As a developer I live most of my life under the hood and usually do not have to venture out into 50K piles of smelly HTML. Call me sheltered, but I assumed I’d grab someone’s HTML parser and clean everything up so that I could turn it into a nice, valid XHTML document that I could actually work on.
Silly me. I turned first to HTMLTidy, but I should have known better than to start with a tool having origins within the W3C. It threw up its hands twenty lines into the page, saying there were too many errors. So I had this classic chicken-or-egg scenario where I wanted to clean up the page so it had valid HTML, but couldn’t clean it up even part way because the HTML wasn’t valid.
Browsers, of course, are incredibly forgiving, and somehow manage to render the page.
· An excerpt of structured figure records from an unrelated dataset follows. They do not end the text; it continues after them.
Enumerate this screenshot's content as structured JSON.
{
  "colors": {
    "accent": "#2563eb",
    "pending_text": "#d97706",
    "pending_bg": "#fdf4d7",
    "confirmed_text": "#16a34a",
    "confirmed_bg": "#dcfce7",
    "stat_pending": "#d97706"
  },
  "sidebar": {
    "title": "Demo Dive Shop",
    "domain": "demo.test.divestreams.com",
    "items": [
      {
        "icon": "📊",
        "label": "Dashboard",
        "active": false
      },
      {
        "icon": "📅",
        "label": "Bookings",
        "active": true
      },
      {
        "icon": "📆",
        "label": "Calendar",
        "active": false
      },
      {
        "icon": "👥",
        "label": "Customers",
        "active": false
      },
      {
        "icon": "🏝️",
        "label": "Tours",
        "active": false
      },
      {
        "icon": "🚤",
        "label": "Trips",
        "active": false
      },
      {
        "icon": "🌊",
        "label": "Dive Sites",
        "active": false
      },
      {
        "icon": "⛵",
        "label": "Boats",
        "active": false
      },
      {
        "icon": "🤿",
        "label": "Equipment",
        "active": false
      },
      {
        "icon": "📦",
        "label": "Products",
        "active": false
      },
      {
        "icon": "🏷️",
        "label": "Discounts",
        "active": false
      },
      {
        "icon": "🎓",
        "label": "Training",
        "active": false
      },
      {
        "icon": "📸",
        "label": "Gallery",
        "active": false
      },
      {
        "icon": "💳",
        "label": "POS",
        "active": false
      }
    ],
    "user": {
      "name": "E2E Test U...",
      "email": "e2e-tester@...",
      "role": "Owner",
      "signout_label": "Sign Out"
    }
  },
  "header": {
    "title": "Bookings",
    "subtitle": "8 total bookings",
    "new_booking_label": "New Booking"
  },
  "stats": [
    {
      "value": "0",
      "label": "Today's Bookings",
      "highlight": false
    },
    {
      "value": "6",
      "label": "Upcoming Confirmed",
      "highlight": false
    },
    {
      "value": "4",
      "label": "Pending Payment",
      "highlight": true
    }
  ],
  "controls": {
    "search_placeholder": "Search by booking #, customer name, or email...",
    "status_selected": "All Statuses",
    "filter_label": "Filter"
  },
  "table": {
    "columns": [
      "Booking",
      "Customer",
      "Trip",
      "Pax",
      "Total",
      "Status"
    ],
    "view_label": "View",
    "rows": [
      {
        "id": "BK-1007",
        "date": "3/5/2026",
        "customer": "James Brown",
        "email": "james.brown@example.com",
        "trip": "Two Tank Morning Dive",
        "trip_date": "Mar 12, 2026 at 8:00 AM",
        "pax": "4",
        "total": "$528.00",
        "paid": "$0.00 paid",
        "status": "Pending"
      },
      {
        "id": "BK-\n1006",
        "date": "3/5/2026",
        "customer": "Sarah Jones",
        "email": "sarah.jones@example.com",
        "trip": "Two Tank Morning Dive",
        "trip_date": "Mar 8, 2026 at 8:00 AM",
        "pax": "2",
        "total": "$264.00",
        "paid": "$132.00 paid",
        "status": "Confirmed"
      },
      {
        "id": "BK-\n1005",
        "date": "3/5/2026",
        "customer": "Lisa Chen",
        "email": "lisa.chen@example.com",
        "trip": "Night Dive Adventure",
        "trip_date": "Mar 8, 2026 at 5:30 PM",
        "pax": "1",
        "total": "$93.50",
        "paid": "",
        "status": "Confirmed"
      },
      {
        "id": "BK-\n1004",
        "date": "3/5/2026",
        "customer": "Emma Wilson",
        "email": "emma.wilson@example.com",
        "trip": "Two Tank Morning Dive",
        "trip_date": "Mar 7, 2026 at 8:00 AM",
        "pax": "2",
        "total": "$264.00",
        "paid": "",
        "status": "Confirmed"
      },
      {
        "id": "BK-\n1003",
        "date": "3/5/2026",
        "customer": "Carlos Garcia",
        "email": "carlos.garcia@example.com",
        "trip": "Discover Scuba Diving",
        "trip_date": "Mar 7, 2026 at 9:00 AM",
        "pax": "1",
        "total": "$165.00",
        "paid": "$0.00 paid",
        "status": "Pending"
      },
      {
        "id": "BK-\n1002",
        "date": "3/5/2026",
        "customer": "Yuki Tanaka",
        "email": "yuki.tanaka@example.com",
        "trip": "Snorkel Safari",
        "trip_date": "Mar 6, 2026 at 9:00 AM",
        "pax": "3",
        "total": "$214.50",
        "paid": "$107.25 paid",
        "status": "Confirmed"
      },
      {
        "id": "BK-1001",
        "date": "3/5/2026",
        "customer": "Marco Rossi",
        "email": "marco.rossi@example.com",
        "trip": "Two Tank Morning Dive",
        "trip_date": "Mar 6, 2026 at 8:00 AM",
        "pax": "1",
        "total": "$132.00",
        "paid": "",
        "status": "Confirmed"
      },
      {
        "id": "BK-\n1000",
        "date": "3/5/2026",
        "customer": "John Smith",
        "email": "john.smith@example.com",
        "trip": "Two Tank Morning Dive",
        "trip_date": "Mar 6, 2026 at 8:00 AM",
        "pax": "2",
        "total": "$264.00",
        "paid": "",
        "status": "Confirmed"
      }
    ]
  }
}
I figured there had to be an easier way.
I eventually located an HTML/XML/XSLT beautifier called htb, which made a much better and more pragmatic effort but didn’t provide me with any kind of analytical tools to explain the lack of proper tag closures near the end of the file, presumably because of failure to close certain tags way further up.
As I was stewing over all this, Jeff Atwood posted on this very topic and opined that “forgiveness by default is absolutely required for the kind of large-scale, worldwide adoption that the web enjoys.” His point being that if JavaScript and HTML errors punished us like our compilers do, perhaps the majority of web pages would refuse to render.
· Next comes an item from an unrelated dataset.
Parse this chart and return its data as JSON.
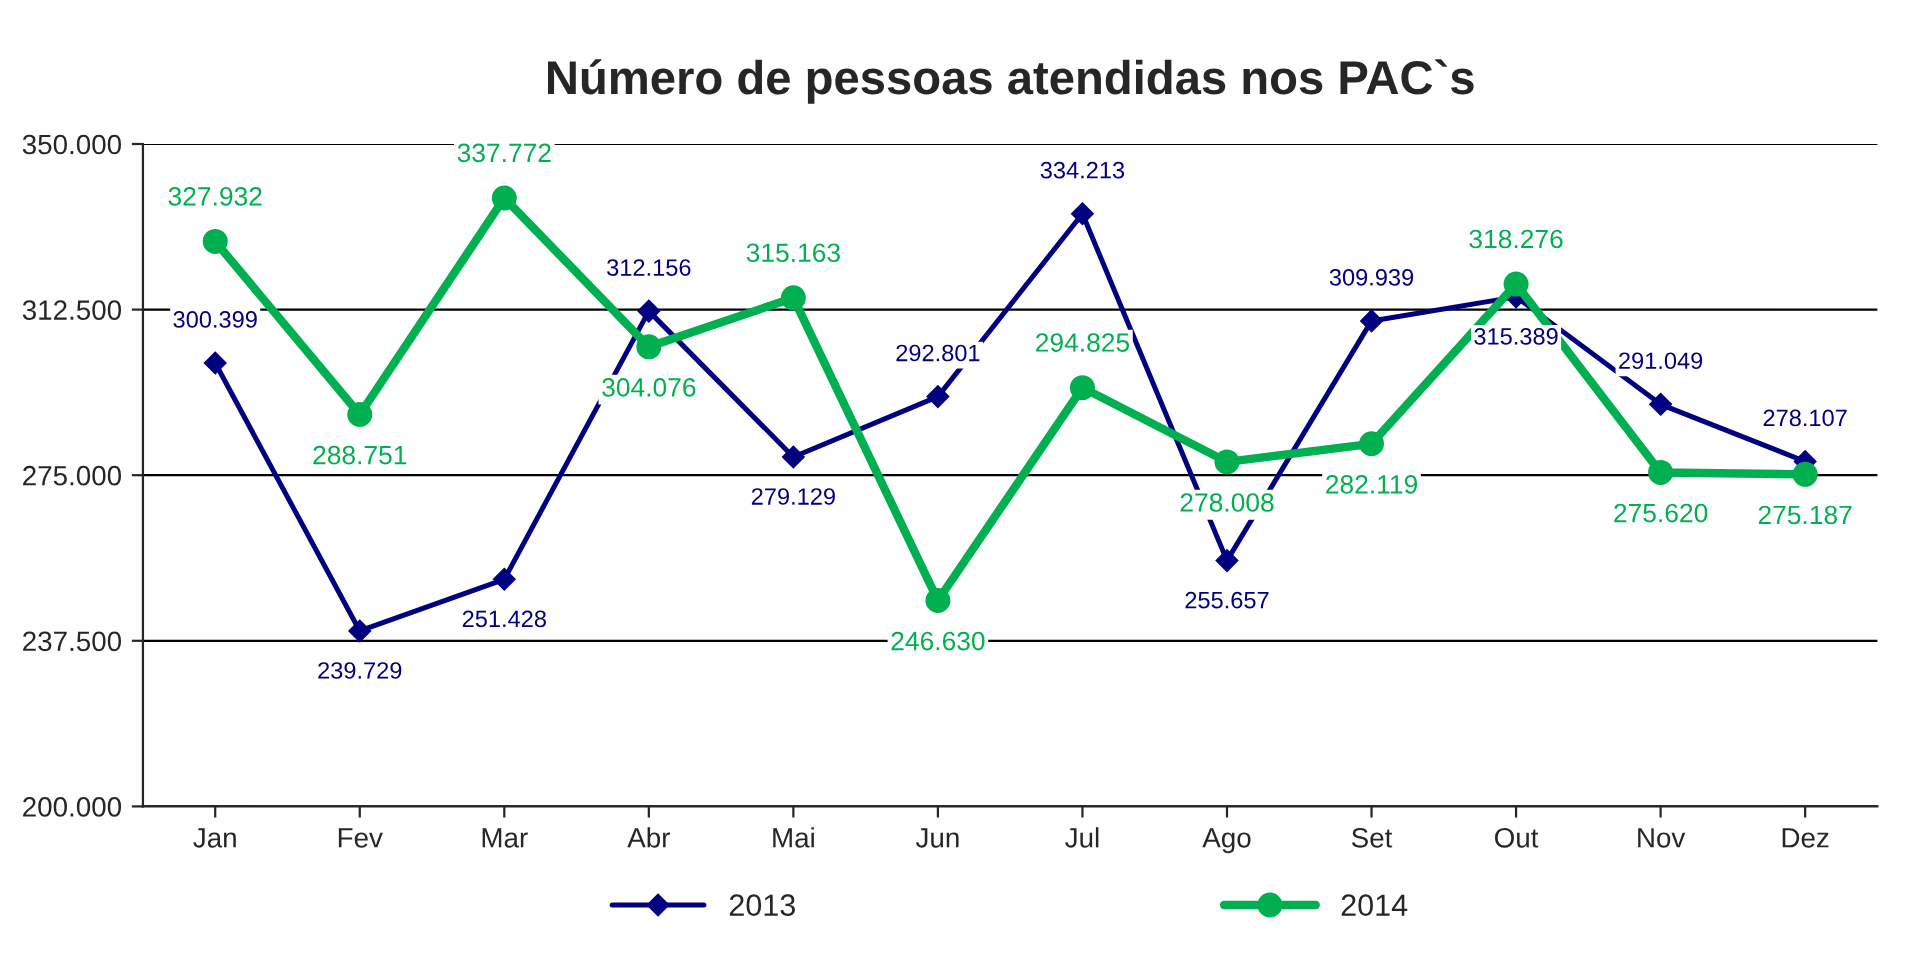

I guess he has a point there, but in that case, I wish someone would harness the “forgiving” parser in, say, Firefox, wrap a nice API around it, and produce some useful tools. I would love to see the HTML that Firefox displays for my Page from Hell, as opposed to the “actual” HTML, for instance. That could perhaps become the starting point for cleaning up what I have inherited.
In my case, I’ll probably just throw it all away and rewrite it. If anyone knows a good tool for these situations, I’m all ears.
{ 1 comment… read it below or add one }
Your wish may already be true!
If you use the Web Developer Extension, you have a View Source menu with the ability to View Generated Source.
Try it, it’s very handy ;)
Bob responds: You refer I think to the Web Developer Extension for Firefox (and Flock, Mozilla and Seamonkey). I have it installed but hadn’t fully explored it! View Generated Source doesn’t clean up formatting but it might serve to present htb or other beautifiers with something more rational. Thanks, I’ll experiment with it!